Building a Scalable ETL Solution with Serverless Framework and Data Ingestion to Reduce Asset Onboarding Time and Increase Efficiency

About the client

Our client is a leading artificial intelligence company that offers innovative AI solutions to various industries, including aerospace, defense, energy, and finance.

Their solutions are designed to help businesses improve efficiency, reduce costs, and enhance their overall performance.

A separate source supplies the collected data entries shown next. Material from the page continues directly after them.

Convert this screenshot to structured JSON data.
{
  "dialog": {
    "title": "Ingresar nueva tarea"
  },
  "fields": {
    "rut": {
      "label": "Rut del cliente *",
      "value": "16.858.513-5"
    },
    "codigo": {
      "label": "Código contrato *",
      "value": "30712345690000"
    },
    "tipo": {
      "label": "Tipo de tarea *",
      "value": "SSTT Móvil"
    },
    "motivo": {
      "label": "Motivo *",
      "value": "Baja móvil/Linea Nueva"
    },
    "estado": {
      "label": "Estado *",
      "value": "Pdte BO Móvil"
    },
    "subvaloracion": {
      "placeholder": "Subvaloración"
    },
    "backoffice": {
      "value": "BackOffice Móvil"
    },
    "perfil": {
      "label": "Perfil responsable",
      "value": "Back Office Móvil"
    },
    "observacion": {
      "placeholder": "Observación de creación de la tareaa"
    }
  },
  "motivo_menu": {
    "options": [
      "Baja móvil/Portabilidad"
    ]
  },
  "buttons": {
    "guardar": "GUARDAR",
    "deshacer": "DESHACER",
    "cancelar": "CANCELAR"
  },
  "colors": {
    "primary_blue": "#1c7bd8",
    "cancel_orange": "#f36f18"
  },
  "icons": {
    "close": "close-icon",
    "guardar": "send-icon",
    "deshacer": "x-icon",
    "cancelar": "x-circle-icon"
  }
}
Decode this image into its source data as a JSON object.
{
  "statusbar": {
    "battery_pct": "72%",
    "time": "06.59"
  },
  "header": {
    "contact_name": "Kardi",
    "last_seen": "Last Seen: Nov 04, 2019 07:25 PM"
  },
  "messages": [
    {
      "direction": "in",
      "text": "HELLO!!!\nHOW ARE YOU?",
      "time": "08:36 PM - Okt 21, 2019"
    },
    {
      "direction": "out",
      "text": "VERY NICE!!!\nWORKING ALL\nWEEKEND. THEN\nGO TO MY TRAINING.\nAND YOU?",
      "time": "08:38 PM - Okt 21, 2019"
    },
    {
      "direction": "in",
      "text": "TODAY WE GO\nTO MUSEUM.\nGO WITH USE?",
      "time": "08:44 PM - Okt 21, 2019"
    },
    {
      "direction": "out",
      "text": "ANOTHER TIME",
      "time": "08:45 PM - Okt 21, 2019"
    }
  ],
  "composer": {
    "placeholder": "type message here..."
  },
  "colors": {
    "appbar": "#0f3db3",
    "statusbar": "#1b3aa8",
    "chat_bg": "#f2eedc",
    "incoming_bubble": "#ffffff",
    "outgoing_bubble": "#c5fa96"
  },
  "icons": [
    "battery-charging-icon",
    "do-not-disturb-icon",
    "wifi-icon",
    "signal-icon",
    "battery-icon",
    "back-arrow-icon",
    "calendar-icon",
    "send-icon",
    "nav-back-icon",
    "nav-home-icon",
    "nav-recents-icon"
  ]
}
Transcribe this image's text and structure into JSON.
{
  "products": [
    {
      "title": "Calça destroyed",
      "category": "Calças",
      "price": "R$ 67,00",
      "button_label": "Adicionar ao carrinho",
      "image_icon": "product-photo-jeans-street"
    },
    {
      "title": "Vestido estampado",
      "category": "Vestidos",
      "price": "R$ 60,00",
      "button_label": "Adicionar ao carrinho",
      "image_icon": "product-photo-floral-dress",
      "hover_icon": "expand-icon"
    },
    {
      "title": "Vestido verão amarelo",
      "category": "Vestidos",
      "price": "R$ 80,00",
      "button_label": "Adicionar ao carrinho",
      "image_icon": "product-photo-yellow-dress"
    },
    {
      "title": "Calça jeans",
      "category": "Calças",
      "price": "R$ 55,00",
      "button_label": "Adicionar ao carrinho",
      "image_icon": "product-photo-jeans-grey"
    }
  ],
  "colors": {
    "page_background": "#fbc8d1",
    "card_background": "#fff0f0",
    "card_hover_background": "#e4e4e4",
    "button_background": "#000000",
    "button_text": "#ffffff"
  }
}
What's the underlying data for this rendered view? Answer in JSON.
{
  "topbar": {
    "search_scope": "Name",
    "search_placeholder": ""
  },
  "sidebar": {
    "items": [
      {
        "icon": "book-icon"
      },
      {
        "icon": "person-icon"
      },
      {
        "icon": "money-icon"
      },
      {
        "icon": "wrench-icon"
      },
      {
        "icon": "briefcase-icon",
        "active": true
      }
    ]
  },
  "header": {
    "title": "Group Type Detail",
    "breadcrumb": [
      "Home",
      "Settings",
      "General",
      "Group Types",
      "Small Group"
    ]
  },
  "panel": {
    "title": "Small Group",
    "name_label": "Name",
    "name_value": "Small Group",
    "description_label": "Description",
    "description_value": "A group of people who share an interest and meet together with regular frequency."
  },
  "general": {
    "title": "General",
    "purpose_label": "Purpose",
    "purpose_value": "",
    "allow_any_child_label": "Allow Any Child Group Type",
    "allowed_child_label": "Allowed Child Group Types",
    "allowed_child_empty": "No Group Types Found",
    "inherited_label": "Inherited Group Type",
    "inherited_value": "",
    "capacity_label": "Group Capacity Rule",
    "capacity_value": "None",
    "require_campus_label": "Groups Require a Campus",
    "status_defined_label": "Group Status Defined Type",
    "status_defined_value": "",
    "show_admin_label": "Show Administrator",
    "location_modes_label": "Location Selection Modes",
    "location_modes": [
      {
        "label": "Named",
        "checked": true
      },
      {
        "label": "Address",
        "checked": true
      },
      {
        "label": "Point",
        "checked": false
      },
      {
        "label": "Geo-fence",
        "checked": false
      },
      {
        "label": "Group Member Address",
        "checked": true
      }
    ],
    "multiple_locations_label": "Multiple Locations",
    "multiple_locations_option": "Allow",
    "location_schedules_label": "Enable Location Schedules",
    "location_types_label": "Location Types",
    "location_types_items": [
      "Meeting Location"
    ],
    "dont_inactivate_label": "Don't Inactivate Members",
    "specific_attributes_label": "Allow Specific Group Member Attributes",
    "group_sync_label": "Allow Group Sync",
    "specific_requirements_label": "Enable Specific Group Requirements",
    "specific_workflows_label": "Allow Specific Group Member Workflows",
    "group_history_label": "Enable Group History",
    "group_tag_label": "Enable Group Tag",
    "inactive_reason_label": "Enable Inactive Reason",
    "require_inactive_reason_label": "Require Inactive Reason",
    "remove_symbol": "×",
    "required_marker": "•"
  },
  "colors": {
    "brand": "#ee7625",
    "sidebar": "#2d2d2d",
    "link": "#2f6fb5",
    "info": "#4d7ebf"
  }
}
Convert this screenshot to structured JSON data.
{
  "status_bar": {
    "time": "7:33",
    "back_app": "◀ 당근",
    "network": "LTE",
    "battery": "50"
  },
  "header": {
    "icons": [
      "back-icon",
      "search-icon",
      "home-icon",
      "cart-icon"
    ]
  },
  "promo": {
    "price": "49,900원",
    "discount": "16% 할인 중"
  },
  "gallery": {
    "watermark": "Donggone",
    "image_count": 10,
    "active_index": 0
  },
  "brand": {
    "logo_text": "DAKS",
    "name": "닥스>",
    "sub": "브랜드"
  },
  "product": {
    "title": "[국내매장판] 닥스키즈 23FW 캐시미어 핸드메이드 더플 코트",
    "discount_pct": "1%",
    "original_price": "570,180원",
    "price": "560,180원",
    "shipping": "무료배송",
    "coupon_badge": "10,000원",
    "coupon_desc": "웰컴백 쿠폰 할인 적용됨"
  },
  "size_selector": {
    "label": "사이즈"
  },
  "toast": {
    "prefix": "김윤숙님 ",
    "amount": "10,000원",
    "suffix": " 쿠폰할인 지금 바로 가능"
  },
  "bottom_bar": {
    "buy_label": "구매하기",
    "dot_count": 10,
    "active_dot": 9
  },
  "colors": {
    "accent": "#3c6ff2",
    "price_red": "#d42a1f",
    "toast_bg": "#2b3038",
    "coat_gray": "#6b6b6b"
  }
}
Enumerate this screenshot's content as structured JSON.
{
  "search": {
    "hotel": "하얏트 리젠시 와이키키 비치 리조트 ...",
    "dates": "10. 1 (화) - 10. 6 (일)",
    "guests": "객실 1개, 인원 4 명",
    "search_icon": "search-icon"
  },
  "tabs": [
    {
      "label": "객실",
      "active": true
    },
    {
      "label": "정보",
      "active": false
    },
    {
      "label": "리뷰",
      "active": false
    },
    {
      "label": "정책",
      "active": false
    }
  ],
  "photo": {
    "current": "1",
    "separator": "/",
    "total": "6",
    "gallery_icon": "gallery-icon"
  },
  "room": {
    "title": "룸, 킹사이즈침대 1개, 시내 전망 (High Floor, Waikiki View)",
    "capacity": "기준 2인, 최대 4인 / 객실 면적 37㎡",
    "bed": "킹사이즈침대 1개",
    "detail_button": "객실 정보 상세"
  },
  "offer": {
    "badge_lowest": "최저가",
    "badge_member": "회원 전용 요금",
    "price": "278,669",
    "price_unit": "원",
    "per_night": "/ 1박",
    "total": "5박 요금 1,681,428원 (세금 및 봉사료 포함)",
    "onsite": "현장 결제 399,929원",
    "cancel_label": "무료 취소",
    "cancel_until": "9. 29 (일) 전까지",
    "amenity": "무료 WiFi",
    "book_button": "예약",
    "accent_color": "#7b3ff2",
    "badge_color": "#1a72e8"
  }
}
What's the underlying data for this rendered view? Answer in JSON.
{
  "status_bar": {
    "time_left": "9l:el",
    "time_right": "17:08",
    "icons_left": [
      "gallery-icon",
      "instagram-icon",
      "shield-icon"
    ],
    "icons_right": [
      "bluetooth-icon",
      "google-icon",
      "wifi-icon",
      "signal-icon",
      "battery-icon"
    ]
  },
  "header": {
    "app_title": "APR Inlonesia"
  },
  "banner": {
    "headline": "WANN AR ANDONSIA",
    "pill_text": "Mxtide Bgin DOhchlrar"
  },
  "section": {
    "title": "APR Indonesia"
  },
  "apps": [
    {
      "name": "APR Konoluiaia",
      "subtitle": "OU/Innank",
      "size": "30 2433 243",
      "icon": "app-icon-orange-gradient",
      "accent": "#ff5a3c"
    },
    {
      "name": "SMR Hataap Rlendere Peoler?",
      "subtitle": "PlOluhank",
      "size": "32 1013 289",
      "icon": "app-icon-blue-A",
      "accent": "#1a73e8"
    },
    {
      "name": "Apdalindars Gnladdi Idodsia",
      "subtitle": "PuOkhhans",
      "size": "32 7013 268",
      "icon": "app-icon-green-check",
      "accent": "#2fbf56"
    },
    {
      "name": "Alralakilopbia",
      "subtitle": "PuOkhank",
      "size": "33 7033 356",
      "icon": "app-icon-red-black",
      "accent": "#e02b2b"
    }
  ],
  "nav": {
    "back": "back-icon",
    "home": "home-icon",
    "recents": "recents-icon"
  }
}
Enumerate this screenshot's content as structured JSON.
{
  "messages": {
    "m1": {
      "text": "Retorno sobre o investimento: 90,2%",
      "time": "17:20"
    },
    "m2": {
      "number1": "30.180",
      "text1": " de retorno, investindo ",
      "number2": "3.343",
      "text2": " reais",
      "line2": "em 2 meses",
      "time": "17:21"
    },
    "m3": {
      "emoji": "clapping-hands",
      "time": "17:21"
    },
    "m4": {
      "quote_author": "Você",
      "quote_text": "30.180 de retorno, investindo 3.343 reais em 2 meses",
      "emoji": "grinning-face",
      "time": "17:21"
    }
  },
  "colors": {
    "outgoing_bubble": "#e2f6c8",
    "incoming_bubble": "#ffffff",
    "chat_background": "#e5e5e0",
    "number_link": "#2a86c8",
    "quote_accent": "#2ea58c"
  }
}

The client has an AI-powered platform that provides predictive maintenance solutions for industrial assets. These assets are sections within an Oil & Gas Plant managing Input, Flow& Processing. The data coming from these assets had to be integrated into the client's ETL software suite. However, the process of adding data assets to the ETL suite was time consuming and not scalable.

Business Challenge

Client’s Asset ETL Suite was composed of redundant coding strategies and ineffective code pipelines over Serverless Architecture. For the Onboarding of any new asset to the ETL suite, we had to code Its respective dependencies. In addition, there was no way to import any time-series data either from CSV or through sensor data. Ability to import and expose data through various data sources.

Our Approach and Solution

The Proposed Solution was to disintegrate the code, which involved separating the common ETL code from the Asset Systems code. This would enable the common ETL code to be applied to all the Asset Systems, while still allowing for differentiation between individual Asset Systems.

The ETL code was split and a common utility layer was created, which the lambda functions could inherit. This approach simplified the process of creating new ETL functions for different Asset Systems.

The team deployed the solution using the serverless framework and was successful in deploying both the pre-processing and post-processing stages of the ETL process.

To ensure efficient interaction with influxdb, a custom Python package in the form of a TSDS client was created. This client provided additional features to connect to Amazon Web Services (AWS) Time Stream, which is an important component for storing and managing large volumes of data. The custom Python package enabled other ETL services to interact with influxdb more easily and efficiently.

Overall, the solution provided an efficient and scalable way of disintegrating the code and ensuring that the common ETL code could be applied across all Asset Systems. The custom Python package provided an additional layer of functionality to ensure efficient interaction with AWS Time Stream and influxdb.

Tech Stack

Tech stack used: Python, Django, Influxdb, AWS RDS, AWS Lambda,  AWS S3, AWS IoT SiteWise, Serverless.


Business Impact

We were able to reduce code repeatability and significantly reduce asset on boarding time.
We Provide Custom Configurable Data Sources to allow historical time series data to be tested.
Predictive maintenance to reduce asset downtime.